Brooke Philpott of sqlSentry

,

I had a chance to meet Brooke Philpott, the lead developer of

sqlSentry, at TechEd 2005 in Orlando this year and discuss a

few technical points about the product. It's always interesting to hear about

the development of a product, so we decided to

continue the discussion via email and with Brooke's permission, the result has

been written up in an interview format.

AW: Brooke, let's start with some background about you, and then move into some

technical questions. First question - how did

you get into programming?

BP: I began programming at 8, when my parents bought my brothers and me an Apple

IIc. I began writing simple programs in Apple Basic. I liked games like Zork so

I started writing text based adventures. I was always fascinated with games and

my parents bought me a C game programming book at that time, but I remember

telling them I couldn’t use it because I didn’t have that compiler. They had

no idea what I was talking about. After that I didn’t really program until I was

a sophomore in college.

I majored in Mathematics and I started learning how to program in

Mathematica. I really wanted to do a Mandelbrot

set generator because I’d studied fractals in high school and I found them to be

really interesting (and great looking). At

that time 24-bit color machines were finally readily available, so I set out to

do a Mandelbrot set generator and finally

finished my first prototype. It ran dog slow but it rendered the set in true

color. I continued to refine it and my third

iteration was 100 times faster than the first. That really got me excited. After

that I took another programming course for

math and learned C++/Java. I decided to write a

Mandelbrot set generator (see a

pattern here?) in C++ for my Macintosh

PowerPC. That was much harder than using Mathematica because I had to use a lot

of Pascal-based libraries like QuickDraw and I was pretty much teaching myself

at that point (the teacher was teaching me how to write for loops and cin/cout,

not 24-bit

rendering/QuickDraw usage). Eventually I got something done but I almost tore my

hair out in the process.

AW: Did you see yourself as a programmer when you were young?

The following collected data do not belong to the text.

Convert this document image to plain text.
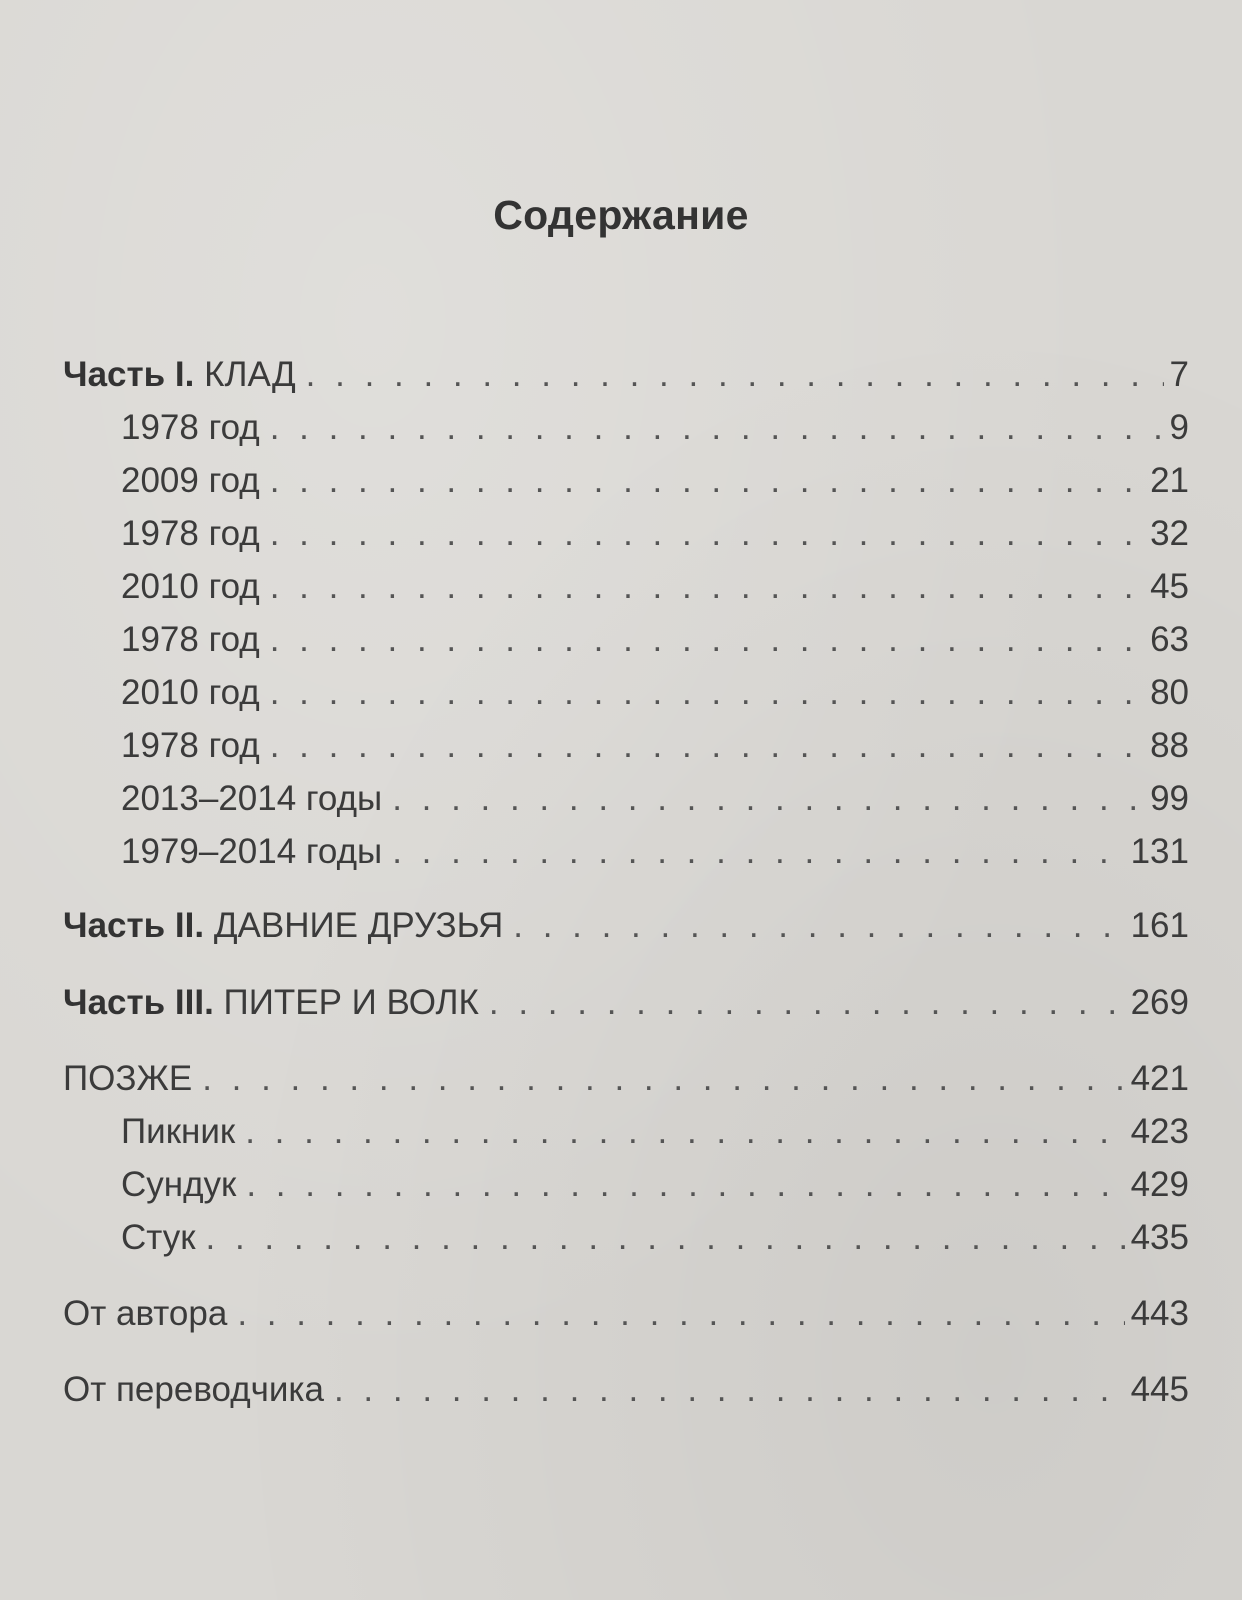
Содержание
Часть I. КЛАД . . .	7
1978 год . . .	9
2009 год . . .	21
1978 год . . .	32
2010 год . . .	45
1978 год . . .	63
2010 год . . .	80
1978 год . . .	88
2013–2014 годы . . .	99
1979–2014 годы . . .	131
Часть II. ДАВНИЕ ДРУЗЬЯ . . .	161
Часть III. ПИТЕР И ВОЛК . . .	269
ПОЗЖЕ . . .	421
Пикник . . .	423
Сундук . . .	429
Стук . . .	435
От автора . . .	443
От переводчика . . .	445
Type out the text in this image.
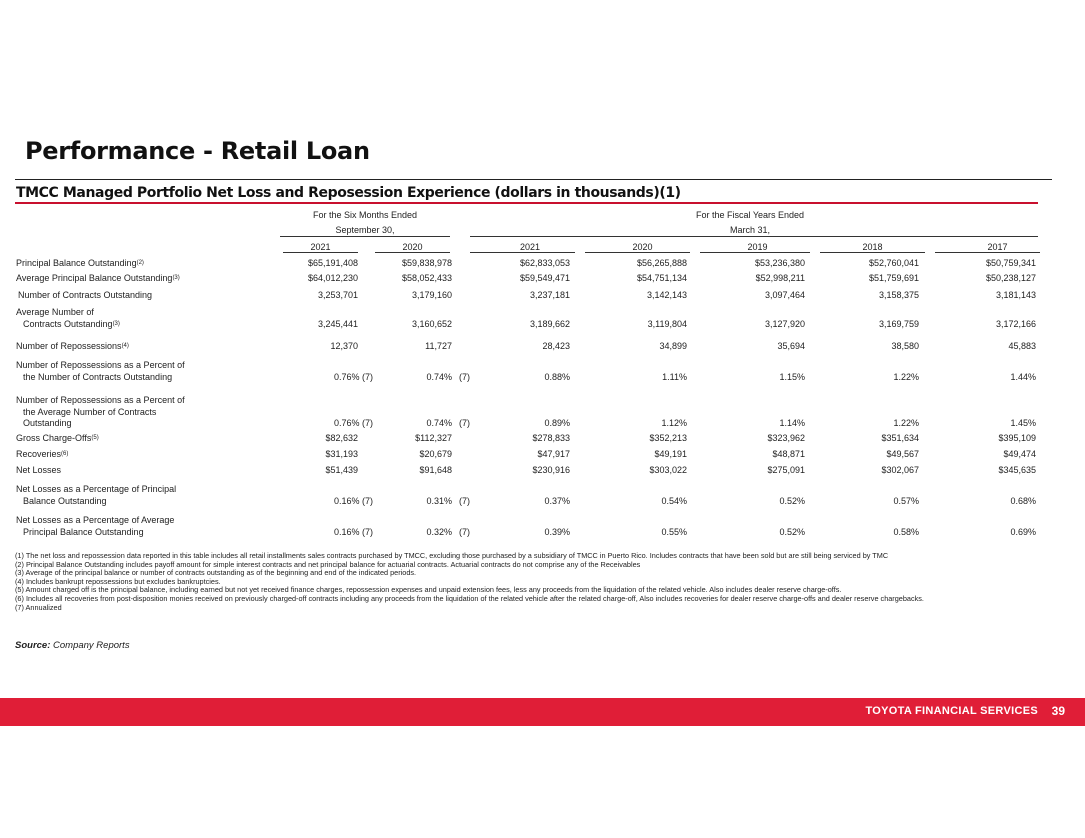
Performance - Retail Loan
TMCC Managed Portfolio Net Loss and Reposession Experience (dollars in thousands)(1)
For the Six Months Ended
September 30,
For the Fiscal Years Ended
March 31,
2021	2020	2021	2020	2019	2018	2017
Principal Balance Outstanding$^{(2)}$	$65,191,408	$59,838,978	$62,833,053	$56,265,888	$53,236,380	$52,760,041	$50,759,341
Average Principal Balance Outstanding$^{(3)}$	$64,012,230	$58,052,433	$59,549,471	$54,751,134	$52,998,211	$51,759,691	$50,238,127
Number of Contracts Outstanding	3,253,701	3,179,160	3,237,181	3,142,143	3,097,464	3,158,375	3,181,143
Average Number of
Contracts Outstanding$^{(3)}$	3,245,441	3,160,652	3,189,662	3,119,804	3,127,920	3,169,759	3,172,166
Number of Repossessions$^{(4)}$	12,370	11,727	28,423	34,899	35,694	38,580	45,883
Number of Repossessions as a Percent of
the Number of Contracts Outstanding	0.76% (7)	0.74% (7)	0.88%	1.11%	1.15%	1.22%	1.44%
Number of Repossessions as a Percent of
the Average Number of Contracts
Outstanding	0.76% (7)	0.74% (7)	0.89%	1.12%	1.14%	1.22%	1.45%
Gross Charge-Offs$^{(5)}$	$82,632	$112,327	$278,833	$352,213	$323,962	$351,634	$395,109
Recoveries$^{(6)}$	$31,193	$20,679	$47,917	$49,191	$48,871	$49,567	$49,474
Net Losses	$51,439	$91,648	$230,916	$303,022	$275,091	$302,067	$345,635
Net Losses as a Percentage of Principal
Balance Outstanding	0.16% (7)	0.31% (7)	0.37%	0.54%	0.52%	0.57%	0.68%
Net Losses as a Percentage of Average
Principal Balance Outstanding	0.16% (7)	0.32% (7)	0.39%	0.55%	0.52%	0.58%	0.69%
(1) The net loss and repossession data reported in this table includes all retail installments sales contracts purchased by TMCC, excluding those purchased by a subsidiary of TMCC in Puerto Rico. Includes contracts that have been sold but are still being serviced by TMC
(2) Principal Balance Outstanding includes payoff amount for simple interest contracts and net principal balance for actuarial contracts. Actuarial contracts do not comprise any of the Receivables
(3) Average of the principal balance or number of contracts outstanding as of the beginning and end of the indicated periods.
(4) Includes bankrupt repossessions but excludes bankruptcies.
(5) Amount charged off is the principal balance, including earned but not yet received finance charges, repossession expenses and unpaid extension fees, less any proceeds from the liquidation of the related vehicle. Also includes dealer reserve charge-offs.
(6) Includes all recoveries from post-disposition monies received on previously charged-off contracts including any proceeds from the liquidation of the related vehicle after the related charge-off, Also includes recoveries for dealer reserve charge-offs and dealer reserve chargebacks.
(7) Annualized
Source: Company Reports
TOYOTA FINANCIAL SERVICES 39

BP: I guess, since I was programming at 8. I didn’t know whether I’d end up a

programmer, but I knew I was going to be doing

“computer stuff”, I just wasn’t sure if it would be hardware or software as I

was also very into electronics at that time.

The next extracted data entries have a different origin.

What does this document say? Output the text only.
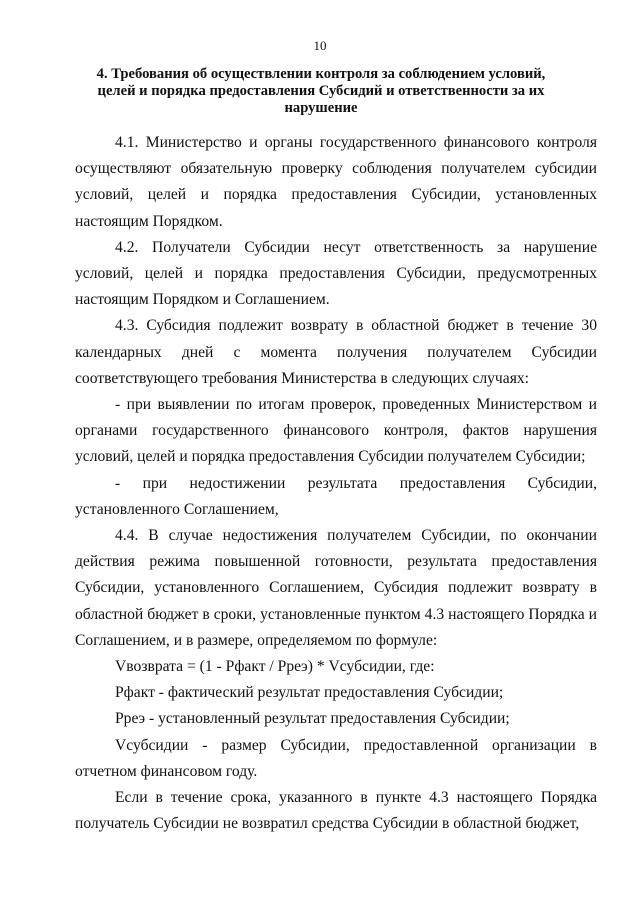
10
4. Требования об осуществлении контроля за соблюдением условий, целей и порядка предоставления Субсидий и ответственности за их нарушение

4.1. Министерство и органы государственного финансового контроля осуществляют обязательную проверку соблюдения получателем субсидии условий, целей и порядка предоставления Субсидии, установленных настоящим Порядком.

4.2. Получатели Субсидии несут ответственность за нарушение условий, целей и порядка предоставления Субсидии, предусмотренных настоящим Порядком и Соглашением.

4.3. Субсидия подлежит возврату в областной бюджет в течение 30 календарных дней с момента получения получателем Субсидии соответствующего требования Министерства в следующих случаях:

- при выявлении по итогам проверок, проведенных Министерством и органами государственного финансового контроля, фактов нарушения условий, целей и порядка предоставления Субсидии получателем Субсидии;

- при недостижении результата предоставления Субсидии, установленного Соглашением,

4.4. В случае недостижения получателем Субсидии, по окончании действия режима повышенной готовности, результата предоставления Субсидии, установленного Соглашением, Субсидия подлежит возврату в областной бюджет в сроки, установленные пунктом 4.3 настоящего Порядка и Соглашением, и в размере, определяемом по формуле:

Vвозврата = (1 - Рфакт / Рреэ) * Vсубсидии, где:

Рфакт - фактический результат предоставления Субсидии;

Рреэ - установленный результат предоставления Субсидии;

Vсубсидии - размер Субсидии, предоставленной организации в отчетном финансовом году.

Если в течение срока, указанного в пункте 4.3 настоящего Порядка получатель Субсидии не возвратил средства Субсидии в областной бюджет,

AW: Where did you go to college and what was your major?

BP: I went to Davidson College and majored in Mathematics.

AW: How long have you been with sqlSentry?

BP: I’ve been working on sqlSentry since the product's inception about two and a

half years ago. I've been with InterCerve,

the company behind sqlSentry, for over 5 years. Initially I was charged with

coming up with a visual renderer for jobs to

help get a handle on schedule collisions occurring on our own SQL Servers, so

the very first thing I worked on was the

concept code for the calendar. That work began as a side project during time

away from other projects, and quickly expanded

from there.

AW: A big coding question with most developers I've worked with: lights on or

lights off?

BP: When I’m at work I code with the lights on because I’ve got other people

around me. When I’m working from home though I keep them off with no music or

other distractions. I tend to focus better that way.

AW: How big is the development team?

BP: The development team is five. We have two core developers, myself and Seth

Dingwell who have ownership of all the C#

code, plus Greg Gonzalez (the PM and President of the company) writing some of

the remote stored procedures like block

detection, remote queue failsafe code, DTS and SQL Agent Log readers, etc. Greg

also provides a lot of expertise in the areas

of database performance tuning/indexing, so we can get the product running as

fast as it can on the SQL Server platform. We

have two other developers that work on targeted areas like the licensing process

on more of an as-needed basis, and they work

on other InterCerve development projects as well.

AW: Working in such a small team usually is pretty exciting. Do you enjoy it or

would you like to have more people working on

the development of the product?

BP: Working on a small team has its advantages. I like the tight feedback loop.

When we want to get something done we just

sit down, talk about it, scope it out, and do it. Things are very efficient. On

the other hand, it can be difficult to get

such a large project completed in such a small time with such a small team. It

takes a lot of hard work and discipline. The

product being the size it is could benefit from additional developers (I think

this is true of most projects) but with that

comes other challenges. Source control gets trickier. It’s more important to

make sure everyone has a clear focus on what

they need to be doing. And, of course, you have to pay more money to keep all

the developers on the payroll.

AW: Let's move into some more product specific questions now. What language are

you using and why did you choose it?

BP: We chose C# for a number of reasons. We wanted to move to .NET as we all

came from VB backgrounds and wanted rapid

development, as well as the increased power and flexibility offered by the

framework. At the time that sqlSentry was started

version 1.1 of the framework was out and we had already starting using C# as our

primary programming language. Personally I

was attracted to the language because it was very clean and concise. I always

felt that VB.NET got syntax extensions to

handle things it wasn’t initially designed for, and hence things that should be

relatively straightforward, like casting,

become garbled using functions like

CType. I also prefer case sensitivity in a

language. Interop using

P/Invoke

also flows

better because I can take C/C++ samples and modify them relatively easily if I

need to.

AW: How many lines of code is sqlSentry?

BP: sqlSentry v2.0 is roughly 250 thousand lines of code, including reusable

libraries written during the process (the

calendar, thread management, and general utilities). This is up from about 80

thousand lines in our v1.2 product.

AW: Do you use SQL-DMO for managing the jobs?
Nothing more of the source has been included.